Accord Protocol is unaudited. Do not deploy to mainnet with significant funds until a formal third-party audit is completed. The contract has been reviewed for common Soroban anti-patterns but has not undergone a professional security review.

Known areas that require attention before mainnet:

  • Reentrancy via external token calls (currently mitigated by Soroban's single-contract-call model, but warrants formal review)
  • TTL expiry edge cases under high ledger load
  • Owner-set immutability (no owner rotation yet — planned roadmap item)

Responsible Disclosure

Do not open a public GitHub issue for a security vulnerability.

To report a security issue:

  1. Navigate to the GitHub repository's Security tab.
  2. Click "Report a vulnerability" to open a private advisory.
  3. Describe the issue clearly: affected function(s), reproduction steps, and potential impact.

We aim to acknowledge reports within 72 hours and publish a fix within 14 days for confirmed Critical/High issues.

In-Scope

  • contracts/accord/src/lib.rs — the on-chain contract
  • Contract ↔ frontend integration (authentication bypass, event spoofing)
  • Denial-of-service patterns that make funds permanently inaccessible

Out-of-Scope

  • Stellar protocol-level issues (report to Stellar Development Foundation)
  • Frontend-only UI bugs with no on-chain consequence
  • Issues in third-party libraries we depend on (report upstream)

Known Design Decisions

  • Fixed owner set: Owners are set at initialization and cannot currently be changed.
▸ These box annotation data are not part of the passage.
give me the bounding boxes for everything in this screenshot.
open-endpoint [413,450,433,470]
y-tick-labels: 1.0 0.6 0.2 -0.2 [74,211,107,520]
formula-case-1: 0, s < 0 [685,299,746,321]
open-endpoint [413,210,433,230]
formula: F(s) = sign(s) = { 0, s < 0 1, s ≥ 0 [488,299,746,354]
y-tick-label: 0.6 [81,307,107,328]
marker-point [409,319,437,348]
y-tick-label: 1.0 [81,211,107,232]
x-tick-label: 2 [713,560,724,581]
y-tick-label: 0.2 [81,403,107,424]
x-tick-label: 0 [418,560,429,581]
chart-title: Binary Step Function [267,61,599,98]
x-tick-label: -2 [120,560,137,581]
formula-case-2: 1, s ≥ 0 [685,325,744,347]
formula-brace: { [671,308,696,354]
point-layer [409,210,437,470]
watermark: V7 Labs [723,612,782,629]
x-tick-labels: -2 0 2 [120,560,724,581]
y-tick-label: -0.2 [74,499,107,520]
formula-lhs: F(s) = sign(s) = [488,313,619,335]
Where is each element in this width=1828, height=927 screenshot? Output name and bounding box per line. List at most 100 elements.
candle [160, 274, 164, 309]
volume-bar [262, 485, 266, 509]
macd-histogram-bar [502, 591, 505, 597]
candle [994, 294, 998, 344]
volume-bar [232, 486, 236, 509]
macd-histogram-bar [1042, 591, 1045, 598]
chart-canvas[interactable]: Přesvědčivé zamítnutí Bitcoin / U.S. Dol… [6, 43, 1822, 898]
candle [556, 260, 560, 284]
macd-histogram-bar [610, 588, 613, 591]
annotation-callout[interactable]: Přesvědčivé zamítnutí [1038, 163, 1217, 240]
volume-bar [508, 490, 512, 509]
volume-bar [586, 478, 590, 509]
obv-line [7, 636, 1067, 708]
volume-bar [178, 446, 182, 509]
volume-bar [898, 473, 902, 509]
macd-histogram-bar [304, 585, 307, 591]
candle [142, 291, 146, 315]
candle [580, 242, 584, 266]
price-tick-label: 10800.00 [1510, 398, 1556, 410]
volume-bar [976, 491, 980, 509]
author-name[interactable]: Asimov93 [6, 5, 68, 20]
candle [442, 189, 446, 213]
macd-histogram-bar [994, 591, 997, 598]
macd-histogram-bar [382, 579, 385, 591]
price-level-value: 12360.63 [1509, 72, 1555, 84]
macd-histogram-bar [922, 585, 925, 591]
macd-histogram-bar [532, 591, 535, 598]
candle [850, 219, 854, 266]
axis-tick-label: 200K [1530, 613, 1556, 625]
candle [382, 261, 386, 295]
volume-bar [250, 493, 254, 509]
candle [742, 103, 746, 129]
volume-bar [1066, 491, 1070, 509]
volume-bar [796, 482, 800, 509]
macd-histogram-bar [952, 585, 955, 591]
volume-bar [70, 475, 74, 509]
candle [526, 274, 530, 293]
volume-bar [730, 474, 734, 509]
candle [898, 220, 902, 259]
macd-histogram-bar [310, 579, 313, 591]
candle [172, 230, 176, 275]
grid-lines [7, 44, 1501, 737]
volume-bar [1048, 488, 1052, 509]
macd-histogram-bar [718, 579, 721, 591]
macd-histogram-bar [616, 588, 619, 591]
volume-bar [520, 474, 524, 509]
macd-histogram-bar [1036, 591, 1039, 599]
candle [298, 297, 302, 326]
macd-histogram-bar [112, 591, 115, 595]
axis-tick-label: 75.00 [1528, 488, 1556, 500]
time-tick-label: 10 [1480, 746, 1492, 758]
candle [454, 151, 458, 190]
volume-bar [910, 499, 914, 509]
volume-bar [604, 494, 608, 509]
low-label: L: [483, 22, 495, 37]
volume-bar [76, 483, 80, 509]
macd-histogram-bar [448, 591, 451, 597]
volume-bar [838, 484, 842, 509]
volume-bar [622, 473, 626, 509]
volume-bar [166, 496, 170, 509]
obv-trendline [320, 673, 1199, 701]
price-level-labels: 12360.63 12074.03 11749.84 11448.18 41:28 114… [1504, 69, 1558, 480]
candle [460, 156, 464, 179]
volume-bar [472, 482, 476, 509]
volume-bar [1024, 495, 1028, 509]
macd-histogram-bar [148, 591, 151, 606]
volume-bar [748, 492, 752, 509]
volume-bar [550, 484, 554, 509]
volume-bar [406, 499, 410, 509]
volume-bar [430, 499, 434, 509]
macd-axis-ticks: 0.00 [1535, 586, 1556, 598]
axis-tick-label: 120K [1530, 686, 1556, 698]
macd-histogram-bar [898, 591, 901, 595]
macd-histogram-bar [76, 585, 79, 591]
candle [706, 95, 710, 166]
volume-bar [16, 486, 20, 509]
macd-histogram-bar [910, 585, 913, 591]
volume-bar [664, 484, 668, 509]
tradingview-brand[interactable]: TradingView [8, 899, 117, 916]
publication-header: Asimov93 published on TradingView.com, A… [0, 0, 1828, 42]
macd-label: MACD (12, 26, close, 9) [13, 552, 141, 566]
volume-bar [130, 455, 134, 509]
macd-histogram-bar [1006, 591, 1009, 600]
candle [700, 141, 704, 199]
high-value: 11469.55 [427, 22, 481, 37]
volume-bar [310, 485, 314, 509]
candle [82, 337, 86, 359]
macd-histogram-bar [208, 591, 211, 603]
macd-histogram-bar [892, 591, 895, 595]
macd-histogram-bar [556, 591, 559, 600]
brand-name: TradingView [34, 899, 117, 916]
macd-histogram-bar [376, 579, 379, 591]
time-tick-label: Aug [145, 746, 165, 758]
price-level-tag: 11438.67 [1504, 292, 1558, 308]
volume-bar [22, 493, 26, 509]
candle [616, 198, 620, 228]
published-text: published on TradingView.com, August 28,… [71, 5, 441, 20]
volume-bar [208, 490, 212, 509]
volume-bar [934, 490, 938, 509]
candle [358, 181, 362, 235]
This is intentional in the current version to reduce attack surface during the early phase.
  • No spending limits: Any owner can propose any amount up to the contract's balance. Access control relies entirely on the threshold mechanism.
  • Token validation at proposal time: Token contract is validated at create_proposal not at execute. If a token contract is upgraded to be malicious between proposal creation and execution, this would be a risk. Owners should verify the token before approving.